Бен–Гурион и Бен–Цви предложили создать роту еврейской милиции для защиты страны‚ и первые добровольцы начали тренироваться в Иерусалиме‚ на Русском подворье. Но вскоре в Палестине появился турецкий визирь Джамаль–паша‚ командующий армией на египетском фронте‚ человек жестокий и властный. Он разгромил в Бейруте арабское национальное движение‚ повесив его лидеров‚ распустил еврейскую роту в Иерусалиме и заявил‚ что "большинство палестинских евреев – сионисты; сионисты являются врагами Турции‚ а потому всякий‚ у кого будет обнаружено сионистское удостоверение‚ подлежит смертной казни". Начались аресты евреев‚ которых подозревали в сочувствии к противнику. Их сажали в тюрьму‚ посылали на принудительные работы; в апреле 1915 года Бен–Гуриона и Бен–Цви‚ закованных в кандалы‚ вместе с другими заключенными погрузили на борт корабля; в приказе об изгнании было написано: "Высылаются из Османской империи навсегда". В яффском порту Бен–Гурион сказал провожавшим его друзьям: "Еще посмотрим‚ кто останется на этой земле – Джамаль–паша или мы".
Высланные приплывали в египетский порт Александрию – растерянные‚ замученные‚ практически без вещей. "Внезапно‚ ни с того ни с сего‚ – рассказывали они‚ – власти велели хватать и тащить "нежелательных" евреев. Полицейские выполняли задание с большим воодушевлением‚ раздавая удары направо и налево‚ отбирая у изгоняемых утварь и деньги‚ а на море‚ на полдороге от пристани к пароходу‚ арабские лодочники часто опускали весла и требовали по фунту за каждого пассажира‚ грозя вывалить в воду". В начале 1915 года в Александрии оказались одиннадцать тысяч беженцев и высланных насильно. Часть из них разместили в огромном лагере возле города‚ где англичане поставили бараки; еврейская община Александрии собирала для них деньги‚ одежду‚ книги‚ постельное белье‚ защищала перед местными властями.

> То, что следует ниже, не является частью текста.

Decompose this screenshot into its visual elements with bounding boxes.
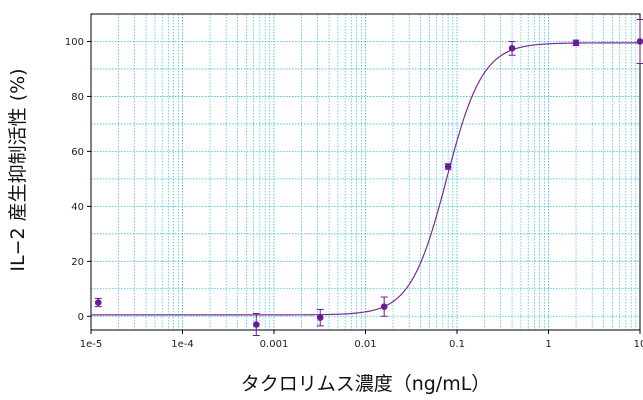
y-tick-label: 60 [71,147,84,158]
x-tick-label: 1e-5 [80,339,103,350]
x-tick-label: 1 [545,339,551,350]
x-tick-label: 0.01 [354,339,376,350]
y-tick-label: 20 [71,257,84,268]
data-point [380,303,388,310]
x-tick-label: 1e-4 [171,339,194,350]
grid-lines [90,13,640,330]
y-tick-label: 80 [71,92,84,103]
y-axis-title: IL−2 産生抑制活性 (%) [7,68,29,271]
x-tick-label: 0.001 [260,339,289,350]
fit-curve [91,42,640,316]
x-tick-label: 10 [634,339,643,350]
data-point [508,45,516,52]
plot-frame [90,13,641,331]
y-tick-label: 0 [78,312,84,323]
data-points [94,18,643,336]
x-tick-label: 0.1 [449,339,465,350]
data-point [572,39,580,47]
data-point [94,299,102,306]
data-point [444,163,452,170]
y-tick-label: 100 [65,37,84,48]
x-axis-title: タクロリムス濃度（ng/mL） [241,373,491,395]
data-point [636,38,643,45]
data-point [316,314,324,321]
data-point [252,321,260,328]
y-tick-label: 40 [71,202,84,213]
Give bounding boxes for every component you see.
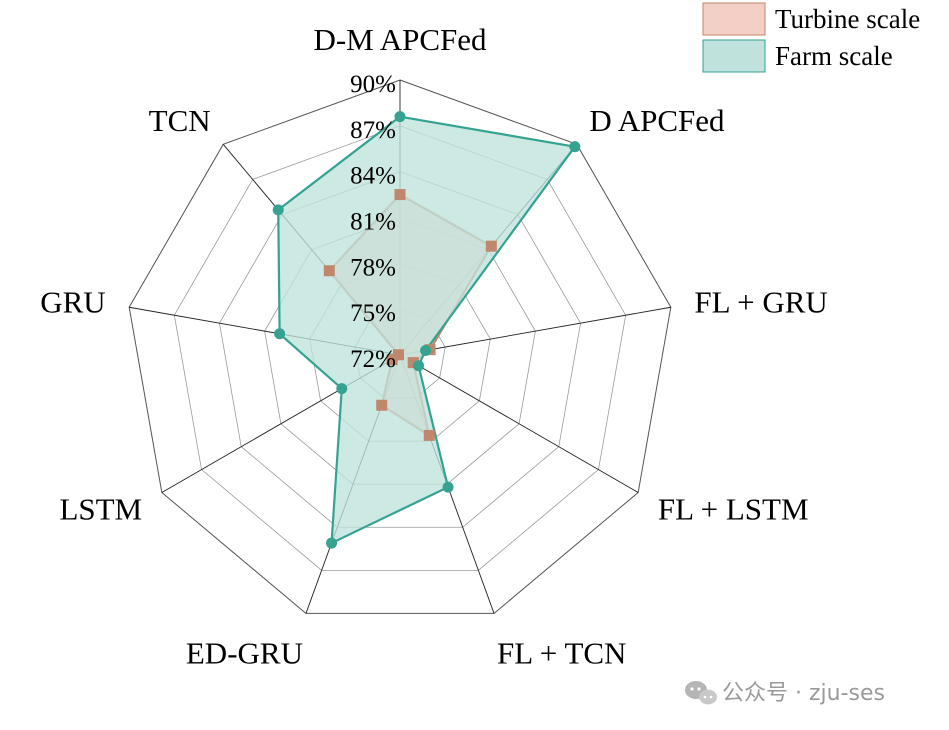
watermark-text: 公众号 · zju-ses <box>722 681 885 706</box>
axis-label: D APCFed <box>589 103 725 138</box>
legend-label-turbine: Turbine scale <box>775 4 920 34</box>
axis-label: FL + LSTM <box>658 492 809 527</box>
data-point-turbine-scale <box>323 265 335 277</box>
data-point-farm-scale <box>420 344 432 356</box>
radar-series <box>272 111 581 549</box>
tick-label: 78% <box>350 254 396 281</box>
legend: Turbine scale Farm scale <box>702 2 920 73</box>
data-point-farm-scale <box>274 328 286 340</box>
tick-label: 87% <box>350 117 396 144</box>
legend-label-farm: Farm scale <box>775 41 893 71</box>
axis-label: FL + GRU <box>694 285 827 320</box>
axis-label: TCN <box>149 103 211 138</box>
data-point-farm-scale <box>442 481 454 493</box>
grid-spoke <box>399 306 671 356</box>
series-area-farm-scale <box>277 115 576 545</box>
data-point-farm-scale <box>569 141 581 153</box>
axis-label: GRU <box>40 285 105 320</box>
grid-ring <box>219 171 581 528</box>
legend-swatch-turbine <box>702 2 766 36</box>
wechat-icon <box>685 681 717 705</box>
legend-swatch-farm <box>702 39 766 73</box>
grid-spoke <box>399 354 639 493</box>
axis-labels: D-M APCFed D APCFed FL + GRU FL + LSTM FL + … <box>40 22 828 670</box>
data-point-farm-scale <box>413 360 425 372</box>
tick-label: 81% <box>350 209 396 236</box>
axis-label: FL + TCN <box>497 635 626 670</box>
axis-label: ED-GRU <box>186 635 303 670</box>
tick-label: 90% <box>350 71 396 98</box>
data-point-farm-scale <box>272 204 284 216</box>
data-point-turbine-scale <box>423 429 435 441</box>
data-point-farm-scale <box>326 537 338 549</box>
data-point-turbine-scale <box>394 189 406 201</box>
axis-label: LSTM <box>59 492 142 527</box>
data-point-turbine-scale <box>407 357 419 369</box>
data-point-farm-scale <box>394 111 406 123</box>
data-point-farm-scale <box>336 383 348 395</box>
tick-label: 84% <box>350 163 396 190</box>
data-point-turbine-scale <box>376 399 388 411</box>
data-point-turbine-scale <box>386 354 398 366</box>
radial-tick-labels: 72% 75% 78% 81% 84% 87% 90% <box>350 71 396 373</box>
data-point-turbine-scale <box>485 240 497 252</box>
grid-ring <box>173 125 627 571</box>
tick-label: 75% <box>350 300 396 327</box>
data-point-turbine-scale <box>392 349 404 361</box>
axis-label: D-M APCFed <box>313 22 487 57</box>
grid-ring <box>128 79 672 614</box>
tick-label: 72% <box>350 346 396 373</box>
watermark: 公众号 · zju-ses <box>685 681 885 706</box>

В Египте находился Владимир Жаботинский‚ корреспондент газеты "Московские ведомости"; по его инициативе в лагере собрались двести человек‚ в основном‚ молодежь. Им рассказали об арестах и высылках евреев‚ об угрозах турецких властей навсегда закрыть ворота в Эрец Исраэль. Подошло время действовать‚ и той ночью в полутемном бараке собравшиеся подготовили документ. В нем было сказано‚ что учреждается еврейский полк‚ который предложит свои услуги англичанам для борьбы с Турцией.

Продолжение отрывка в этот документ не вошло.